Paul Doyle, Director BI Services, GNet - A Nihilent Company
The challenges in implementing Business Intelligence (BI) and analytics strategy are varied and multi-faceted, and the selection of BI tools to support the strategy and business needs can be daunting. BI teams are continuously under pressure from business users to deliver flexible, fast, self-service and cost effective BI solutions. In addition to managing time to market and cost, data architecture, support, and maintainability also need to be considered, all while accommodating changes to business requirements. Critical success factors for managing expectations of an organization’s analytics platform include, aligning with business strategy, understanding user needs, balancing time to market and data architecture, and
Where to start
As organizations look to increase revenue, become more operationally efficient or build competitive advantage, it is essential for them to measure the past, discover current trends, understand cause and effect, determine appropriate changes and measure impacts of change in order to drive improvements. To that end, it is important to begin by assessing the current state of the organization and to understand the questions the business would like to answer. For instance if business leaders were able to answer how changes in temperature or changes in precipitation affect sales, what would they do differently? Without being able to answer questions such as how changing a supply vendor or part on a bill of materials would impact their product quality, what decisions are they unable to make? Once these types of questions are uncovered and an understanding of why it is vital for the organization to be able to make sense of the vast amounts of data at hand is achieved, analysis of how the current analytics and reporting tools are, or are not, meeting their objectives can be undertaken.
Time to market
Two significant challenges exist with delivering on an organization’s analytics needs, time and everz evolving business requirements. In a typical scenario, analysts spend an enormous amount of time gathering, massaging, standardizing, grouping, segmenting, and loading data from a myriad of systems in order to gain insights. In traditional data warehousing implementations, this challenge is tackled by BI and IT teams through data modeling and data extract, transform, and load (ETL) processing. These types of solutions can alleviate the time it takes for an analyst to collect data but may miss the mark in terms of timeliness of providing answers when the lifespan of the requirement is not considered. Analysts require tools that provide the flexibility to gather data and produce reports in formats they deem best suited for consumption, provide the ability to share reports with the rest of their team or organization, and provide the flexibility to work at the pace of business.
Know the user base
In addition to aligning with business strategy and delivering at the speed of business it is important to factor in the types of individuals who will be working with data and their role within the organization. BI solutions and tools are seldom one-size fits all, frequently needing to support standardized reports, actionable dashboards, self-service reporting, ad-hoc analysis, and data discovery. For instance, sales professionals may require eye-pleasing visuals on a mobile device,which quickly show where action is needed and which include a guided experience to get to root cause;an inventory analyst may require a self-directed experience with the ability to create content and derive new metrics for the organization; a restaurant manager may need IT certified printed reports. It is important to understand the different usage patterns of the BI solution and to provide tools to meet those needs.
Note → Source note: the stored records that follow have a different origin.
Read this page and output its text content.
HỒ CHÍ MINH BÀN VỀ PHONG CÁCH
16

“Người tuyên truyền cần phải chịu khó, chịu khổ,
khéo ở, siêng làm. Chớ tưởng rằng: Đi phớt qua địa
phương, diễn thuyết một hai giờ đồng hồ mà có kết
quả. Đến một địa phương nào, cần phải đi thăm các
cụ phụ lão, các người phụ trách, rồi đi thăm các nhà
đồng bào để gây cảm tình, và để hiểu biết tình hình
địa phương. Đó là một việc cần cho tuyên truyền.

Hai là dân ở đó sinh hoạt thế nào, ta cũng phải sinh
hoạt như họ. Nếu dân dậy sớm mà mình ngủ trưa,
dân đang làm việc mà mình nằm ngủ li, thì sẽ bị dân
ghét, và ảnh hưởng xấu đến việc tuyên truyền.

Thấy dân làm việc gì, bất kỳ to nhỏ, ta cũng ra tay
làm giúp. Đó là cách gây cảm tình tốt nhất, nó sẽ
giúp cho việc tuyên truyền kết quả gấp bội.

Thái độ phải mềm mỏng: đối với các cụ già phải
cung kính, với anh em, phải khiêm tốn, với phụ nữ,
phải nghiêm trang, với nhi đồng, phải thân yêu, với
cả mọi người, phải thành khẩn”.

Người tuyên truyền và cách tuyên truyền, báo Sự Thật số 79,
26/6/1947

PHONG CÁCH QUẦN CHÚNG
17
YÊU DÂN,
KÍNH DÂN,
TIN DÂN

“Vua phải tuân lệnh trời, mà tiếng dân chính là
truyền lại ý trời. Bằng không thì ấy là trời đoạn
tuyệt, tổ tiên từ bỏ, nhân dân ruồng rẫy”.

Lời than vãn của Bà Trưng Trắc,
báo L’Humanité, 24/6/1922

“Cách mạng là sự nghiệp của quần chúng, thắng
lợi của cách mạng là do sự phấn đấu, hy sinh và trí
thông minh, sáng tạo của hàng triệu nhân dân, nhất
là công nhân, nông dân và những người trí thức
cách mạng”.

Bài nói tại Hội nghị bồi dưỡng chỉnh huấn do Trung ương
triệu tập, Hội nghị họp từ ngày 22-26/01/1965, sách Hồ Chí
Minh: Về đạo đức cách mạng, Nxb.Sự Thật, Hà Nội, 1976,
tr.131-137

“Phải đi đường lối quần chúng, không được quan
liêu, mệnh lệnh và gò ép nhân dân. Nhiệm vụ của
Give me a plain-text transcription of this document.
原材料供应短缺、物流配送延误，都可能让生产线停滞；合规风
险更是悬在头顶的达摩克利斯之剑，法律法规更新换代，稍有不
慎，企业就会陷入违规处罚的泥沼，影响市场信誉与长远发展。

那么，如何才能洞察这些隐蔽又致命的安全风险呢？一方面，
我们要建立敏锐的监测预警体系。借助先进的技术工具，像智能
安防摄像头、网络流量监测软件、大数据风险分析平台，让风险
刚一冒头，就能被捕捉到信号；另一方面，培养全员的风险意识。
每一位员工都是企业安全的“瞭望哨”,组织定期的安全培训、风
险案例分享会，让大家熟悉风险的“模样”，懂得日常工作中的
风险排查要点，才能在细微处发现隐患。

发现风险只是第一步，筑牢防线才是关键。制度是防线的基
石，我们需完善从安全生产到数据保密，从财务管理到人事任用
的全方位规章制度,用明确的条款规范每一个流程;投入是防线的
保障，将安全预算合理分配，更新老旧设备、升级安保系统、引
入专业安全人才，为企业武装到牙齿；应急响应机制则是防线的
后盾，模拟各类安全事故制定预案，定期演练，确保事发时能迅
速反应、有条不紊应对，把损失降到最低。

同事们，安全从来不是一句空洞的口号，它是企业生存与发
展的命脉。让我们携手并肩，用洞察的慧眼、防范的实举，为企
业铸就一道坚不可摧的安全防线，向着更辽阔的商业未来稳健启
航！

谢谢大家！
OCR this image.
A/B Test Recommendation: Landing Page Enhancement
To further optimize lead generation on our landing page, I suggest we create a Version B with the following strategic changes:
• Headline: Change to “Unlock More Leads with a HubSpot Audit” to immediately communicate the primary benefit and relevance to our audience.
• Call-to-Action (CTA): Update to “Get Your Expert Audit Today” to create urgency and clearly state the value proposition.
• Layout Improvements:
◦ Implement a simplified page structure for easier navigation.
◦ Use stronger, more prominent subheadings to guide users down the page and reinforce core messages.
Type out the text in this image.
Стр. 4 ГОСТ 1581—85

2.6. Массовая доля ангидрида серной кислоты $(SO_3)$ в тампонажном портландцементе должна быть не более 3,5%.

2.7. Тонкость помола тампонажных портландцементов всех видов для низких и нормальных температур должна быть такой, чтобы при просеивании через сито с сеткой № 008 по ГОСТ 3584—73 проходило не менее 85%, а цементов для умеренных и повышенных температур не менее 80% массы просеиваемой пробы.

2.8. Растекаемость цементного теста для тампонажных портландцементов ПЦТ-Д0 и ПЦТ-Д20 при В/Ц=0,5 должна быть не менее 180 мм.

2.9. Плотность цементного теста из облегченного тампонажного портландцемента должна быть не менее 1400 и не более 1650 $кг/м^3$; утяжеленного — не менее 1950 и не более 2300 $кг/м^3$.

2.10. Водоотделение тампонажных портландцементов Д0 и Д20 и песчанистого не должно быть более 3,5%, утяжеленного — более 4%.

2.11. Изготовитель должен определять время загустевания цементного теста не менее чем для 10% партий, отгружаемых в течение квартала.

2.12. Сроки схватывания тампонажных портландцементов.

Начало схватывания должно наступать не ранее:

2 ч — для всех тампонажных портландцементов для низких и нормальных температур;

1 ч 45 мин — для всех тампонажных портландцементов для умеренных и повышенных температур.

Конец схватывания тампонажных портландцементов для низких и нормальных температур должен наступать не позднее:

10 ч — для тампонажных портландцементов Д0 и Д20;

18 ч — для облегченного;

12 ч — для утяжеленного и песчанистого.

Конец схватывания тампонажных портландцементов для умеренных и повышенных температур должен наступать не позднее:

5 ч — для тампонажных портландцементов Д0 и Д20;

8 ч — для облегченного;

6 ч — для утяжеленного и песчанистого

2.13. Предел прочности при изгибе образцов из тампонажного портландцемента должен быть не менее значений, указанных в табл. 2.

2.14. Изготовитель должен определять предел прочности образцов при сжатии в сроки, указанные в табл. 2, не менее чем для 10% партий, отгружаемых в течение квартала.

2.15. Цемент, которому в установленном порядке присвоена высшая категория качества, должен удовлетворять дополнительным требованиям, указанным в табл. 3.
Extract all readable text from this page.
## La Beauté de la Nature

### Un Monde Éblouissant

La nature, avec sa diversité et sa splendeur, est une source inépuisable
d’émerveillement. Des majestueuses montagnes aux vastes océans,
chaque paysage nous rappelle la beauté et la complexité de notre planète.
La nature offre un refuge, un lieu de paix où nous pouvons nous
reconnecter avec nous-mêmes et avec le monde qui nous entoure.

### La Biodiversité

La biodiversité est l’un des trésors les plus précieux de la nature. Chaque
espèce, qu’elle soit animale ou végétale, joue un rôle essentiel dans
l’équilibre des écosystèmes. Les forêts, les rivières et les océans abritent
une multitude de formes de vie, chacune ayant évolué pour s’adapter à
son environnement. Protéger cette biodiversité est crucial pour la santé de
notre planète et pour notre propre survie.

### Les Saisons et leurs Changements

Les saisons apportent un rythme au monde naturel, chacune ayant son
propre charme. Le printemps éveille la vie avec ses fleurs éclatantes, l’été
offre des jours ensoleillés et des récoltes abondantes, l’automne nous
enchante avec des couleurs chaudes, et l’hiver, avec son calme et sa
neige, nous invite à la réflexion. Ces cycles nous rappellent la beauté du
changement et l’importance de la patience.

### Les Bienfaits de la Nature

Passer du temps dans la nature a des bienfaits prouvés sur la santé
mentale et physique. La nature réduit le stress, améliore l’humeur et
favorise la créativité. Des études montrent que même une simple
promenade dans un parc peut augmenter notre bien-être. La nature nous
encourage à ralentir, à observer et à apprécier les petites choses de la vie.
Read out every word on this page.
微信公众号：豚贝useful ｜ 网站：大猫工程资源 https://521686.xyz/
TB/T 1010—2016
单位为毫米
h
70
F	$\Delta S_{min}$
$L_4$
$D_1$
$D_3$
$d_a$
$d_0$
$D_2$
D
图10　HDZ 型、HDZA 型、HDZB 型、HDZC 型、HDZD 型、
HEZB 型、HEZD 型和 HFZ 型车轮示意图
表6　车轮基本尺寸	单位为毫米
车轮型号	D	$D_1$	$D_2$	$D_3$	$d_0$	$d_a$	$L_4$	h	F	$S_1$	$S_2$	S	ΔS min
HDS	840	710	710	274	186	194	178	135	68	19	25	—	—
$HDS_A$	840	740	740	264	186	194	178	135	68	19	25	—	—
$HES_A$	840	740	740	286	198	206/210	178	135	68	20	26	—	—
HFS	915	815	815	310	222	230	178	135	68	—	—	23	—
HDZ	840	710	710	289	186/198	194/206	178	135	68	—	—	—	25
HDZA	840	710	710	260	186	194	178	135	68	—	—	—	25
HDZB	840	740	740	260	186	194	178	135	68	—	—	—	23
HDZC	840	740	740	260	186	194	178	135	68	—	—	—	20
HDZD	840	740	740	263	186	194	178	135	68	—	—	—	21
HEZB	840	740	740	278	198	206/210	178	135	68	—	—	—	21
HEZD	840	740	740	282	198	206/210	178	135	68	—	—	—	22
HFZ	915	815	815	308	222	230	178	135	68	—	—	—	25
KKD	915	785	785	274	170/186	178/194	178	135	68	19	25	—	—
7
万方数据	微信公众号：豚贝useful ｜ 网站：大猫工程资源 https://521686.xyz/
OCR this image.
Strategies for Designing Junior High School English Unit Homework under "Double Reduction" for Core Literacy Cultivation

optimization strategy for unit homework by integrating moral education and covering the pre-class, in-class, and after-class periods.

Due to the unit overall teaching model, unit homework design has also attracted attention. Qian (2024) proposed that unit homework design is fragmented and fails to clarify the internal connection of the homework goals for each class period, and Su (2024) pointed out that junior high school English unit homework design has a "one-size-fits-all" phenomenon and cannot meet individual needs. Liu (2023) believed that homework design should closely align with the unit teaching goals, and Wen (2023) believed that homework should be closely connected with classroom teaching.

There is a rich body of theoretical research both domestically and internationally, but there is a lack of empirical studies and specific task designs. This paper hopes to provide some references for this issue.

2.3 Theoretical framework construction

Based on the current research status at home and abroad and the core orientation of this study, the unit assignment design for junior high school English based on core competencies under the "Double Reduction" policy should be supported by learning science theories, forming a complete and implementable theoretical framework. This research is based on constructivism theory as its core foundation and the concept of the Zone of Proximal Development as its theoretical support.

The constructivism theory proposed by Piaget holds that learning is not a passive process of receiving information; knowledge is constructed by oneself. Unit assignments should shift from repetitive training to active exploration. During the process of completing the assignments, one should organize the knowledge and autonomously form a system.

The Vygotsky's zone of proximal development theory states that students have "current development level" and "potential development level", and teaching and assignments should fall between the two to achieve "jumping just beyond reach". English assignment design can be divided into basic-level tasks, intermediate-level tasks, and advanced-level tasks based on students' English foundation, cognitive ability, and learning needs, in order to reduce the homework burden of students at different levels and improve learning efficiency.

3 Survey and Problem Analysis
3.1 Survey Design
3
Given the explosion of data volumes - the rate at which data is created, and the importance of data security - it is more important than ever to create robust data architecture to sustain an organization’s foundation for analytics. The data platform needs to provide functionality to support structured and unstructured data, and securely bring together on-premise data with external data or data stored in the cloud. While relying on traditional data orchestration methods of processing data in batch with ETL alone is not sufficient going forward, ETL tools will continue to be part of the equation.Evaluating the ability of ETL tools to orchestrate structured and unstructured data both on premise and in the cloud is essential.
Taking it to the next level
Organizations are increasingly looking at advanced analytics to gain a competitive advantage and differentiate themselves in the marketplace. With this, the analytics platform needs to support more than just traditional aspects of BI like reporting, querying, pivoting, and slicing and dicing. It needs to enable going beyond being informative to being predictive and prescriptive, including such features as built-in machine learning algorithms and support for creating proprietary algorithms and visualizations through technologies such as R and Spark. In addition, the analytics platform should support the use of predictive and prescriptive analytics by line of business users, not just data scientists, and provide the capability to incorporate advanced analytics models into line of business applications.
BI and analytics solutions can provide significant advantages to an organization for revenue growth, operational efficiencies, cost savings, and competitive advantage. Understanding the analytics needs and objectives of the business and providing the right tools and approach to meet these needs are key to a successful BI journey.